Gevo has reached sales agreements with Japan Airlines, Delta, British Airways and SAS and other airlines for its next-generation fuel. But the firm surprised investors Monday morning when it sold $150 million in equity at $4.50 a share, with warrants that could double the take to close to $300 million.
Gevo's value dropped 33% this week to about $3 per share, down about 65% from its 52-week high of $9.65. That compares with a 20% overall decline of the Russell 2000 index of small companies over the past year.
"No math justifies our current stock price," said Gruber, a University of Minnesota-trained Ph.D. in biochemistry who once ran Cargill's green-technology business. "The decline in price is disproportionate. We need to have enough money on the balance sheet" if the economy takes a downturn as some have predicted.
Gruber, 62, who grew up in St. Paul, has developed a thick skin since he was recruited in 2007 to start Gevo. He has diluted existing investors numerous times over the years to develop its isobutane-based fuel and raise capital necessary to build an aviation fuel plant in South Dakota.
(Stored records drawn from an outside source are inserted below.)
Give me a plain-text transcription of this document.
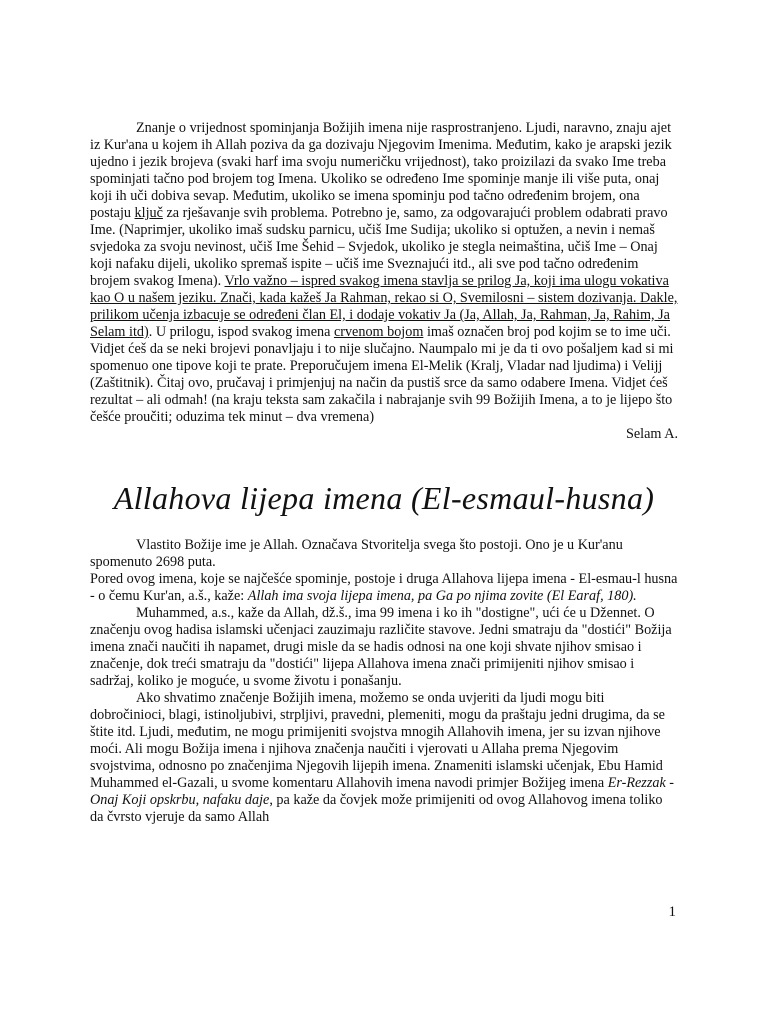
Znanje o vrijednost spominjanja Božijih imena nije rasprostranjeno. Ljudi, naravno, znaju ajet iz Kur'ana u kojem ih Allah poziva da ga dozivaju Njegovim Imenima. Međutim, kako je arapski jezik ujedno i jezik brojeva (svaki harf ima svoju numeričku vrijednost), tako proizilazi da svako Ime treba spominjati tačno pod brojem tog Imena. Ukoliko se određeno Ime spominje manje ili više puta, onaj koji ih uči dobiva sevap. Međutim, ukoliko se imena spominju pod tačno određenim brojem, ona postaju ključ za rješavanje svih problema. Potrebno je, samo, za odgovarajući problem odabrati pravo Ime. (Naprimjer, ukoliko imaš sudsku parnicu, učiš Ime Sudija; ukoliko si optužen, a nevin i nemaš svjedoka za svoju nevinost, učiš Ime Šehid – Svjedok, ukoliko je stegla neimaština, učiš Ime – Onaj koji nafaku dijeli, ukoliko spremaš ispite – učiš ime Sveznajući itd., ali sve pod tačno određenim brojem svakog Imena). Vrlo važno – ispred svakog imena stavlja se prilog Ja, koji ima ulogu vokativa kao O u našem jeziku. Znači, kada kažeš Ja Rahman, rekao si O, Svemilosni – sistem dozivanja. Dakle, prilikom učenja izbacuje se određeni član El, i dodaje vokativ Ja (Ja, Allah, Ja, Rahman, Ja, Rahim, Ja Selam itd). U prilogu, ispod svakog imena crvenom bojom imaš označen broj pod kojim se to ime uči. Vidjet ćeš da se neki brojevi ponavljaju i to nije slučajno. Naumpalo mi je da ti ovo pošaljem kad si mi spomenuo one tipove koji te prate. Preporučujem imena El-Melik (Kralj, Vladar nad ljudima) i Velijj (Zaštitnik). Čitaj ovo, pručavaj i primjenjuj na način da pustiš srce da samo odabere Imena. Vidjet ćeš rezultat – ali odmah! (na kraju teksta sam zakačila i nabrajanje svih 99 Božijih Imena, a to je lijepo što češće proučiti; oduzima tek minut – dva vremena)

Selam A.

Allahova lijepa imena (El-esmaul-husna)

Vlastito Božije ime je Allah. Označava Stvoritelja svega što postoji. Ono je u Kur'anu spomenuto 2698 puta.

Pored ovog imena, koje se najčešće spominje, postoje i druga Allahova lijepa imena - El-esmau-l husna - o čemu Kur'an, a.š., kaže: Allah ima svoja lijepa imena, pa Ga po njima zovite (El Earaf, 180).

Muhammed, a.s., kaže da Allah, dž.š., ima 99 imena i ko ih "dostigne", ući će u Džennet. O značenju ovog hadisa islamski učenjaci zauzimaju različite stavove. Jedni smatraju da "dostići" Božija imena znači naučiti ih napamet, drugi misle da se hadis odnosi na one koji shvate njihov smisao i značenje, dok treći smatraju da "dostići" lijepa Allahova imena znači primijeniti njihov smisao i sadržaj, koliko je moguće, u svome životu i ponašanju.

Ako shvatimo značenje Božijih imena, možemo se onda uvjeriti da ljudi mogu biti dobročinioci, blagi, istinoljubivi, strpljivi, pravedni, plemeniti, mogu da praštaju jedni drugima, da se štite itd. Ljudi, međutim, ne mogu primijeniti svojstva mnogih Allahovih imena, jer su izvan njihove moći. Ali mogu Božija imena i njihova značenja naučiti i vjerovati u Allaha prema Njegovim svojstvima, odnosno po značenjima Njegovih lijepih imena. Znameniti islamski učenjak, Ebu Hamid Muhammed el-Gazali, u svome komentaru Allahovih imena navodi primjer Božijeg imena Er-Rezzak - Onaj Koji opskrbu, nafaku daje, pa kaže da čovjek može primijeniti od ovog Allahovog imena toliko da čvrsto vjeruje da samo Allah

1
Gevo operates an upgraded ethanol plant in Luverne that demonstrates its low-carbon process to a growing list of airline and industrial customers seeking lower-carbon fuels. It appeared ready for takeoff last year.
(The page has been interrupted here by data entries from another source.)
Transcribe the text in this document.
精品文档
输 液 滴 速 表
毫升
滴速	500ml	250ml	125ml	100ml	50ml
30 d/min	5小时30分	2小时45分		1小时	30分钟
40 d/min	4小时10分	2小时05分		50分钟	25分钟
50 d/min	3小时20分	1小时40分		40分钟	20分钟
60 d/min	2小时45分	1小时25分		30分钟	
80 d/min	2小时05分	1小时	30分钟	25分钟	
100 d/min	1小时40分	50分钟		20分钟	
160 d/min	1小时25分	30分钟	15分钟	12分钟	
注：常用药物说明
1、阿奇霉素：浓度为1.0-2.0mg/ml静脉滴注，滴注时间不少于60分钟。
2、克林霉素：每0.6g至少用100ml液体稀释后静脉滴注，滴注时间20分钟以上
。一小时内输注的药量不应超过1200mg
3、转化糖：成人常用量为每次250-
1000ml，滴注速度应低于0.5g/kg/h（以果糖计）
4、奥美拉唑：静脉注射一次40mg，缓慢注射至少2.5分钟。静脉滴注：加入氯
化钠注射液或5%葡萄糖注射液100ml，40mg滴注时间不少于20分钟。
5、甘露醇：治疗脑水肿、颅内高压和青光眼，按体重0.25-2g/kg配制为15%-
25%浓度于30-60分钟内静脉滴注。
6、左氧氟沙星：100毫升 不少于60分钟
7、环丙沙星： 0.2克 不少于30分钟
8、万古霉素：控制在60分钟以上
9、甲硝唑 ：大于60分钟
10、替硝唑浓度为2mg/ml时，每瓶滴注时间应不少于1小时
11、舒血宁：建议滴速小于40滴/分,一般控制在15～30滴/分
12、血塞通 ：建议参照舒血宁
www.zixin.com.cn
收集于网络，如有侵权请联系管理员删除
The stock had crossed $10 as the Biden administration and increasing numbers of corporations embraced a lower-carbon economy amid weather and financial disasters linked to climate change and shareholder demands that the U.S. lead the world to a cleaner economy.
At the same time, Gevo has drawn significant investor ire with mostly disappointing results over a decade as a public company. Still, analysts at Stifel Financial, Noble Capital and H.C. Wainwright maintained projections last week that Gevo will be worth $11 to $18 per share within six to 12 months.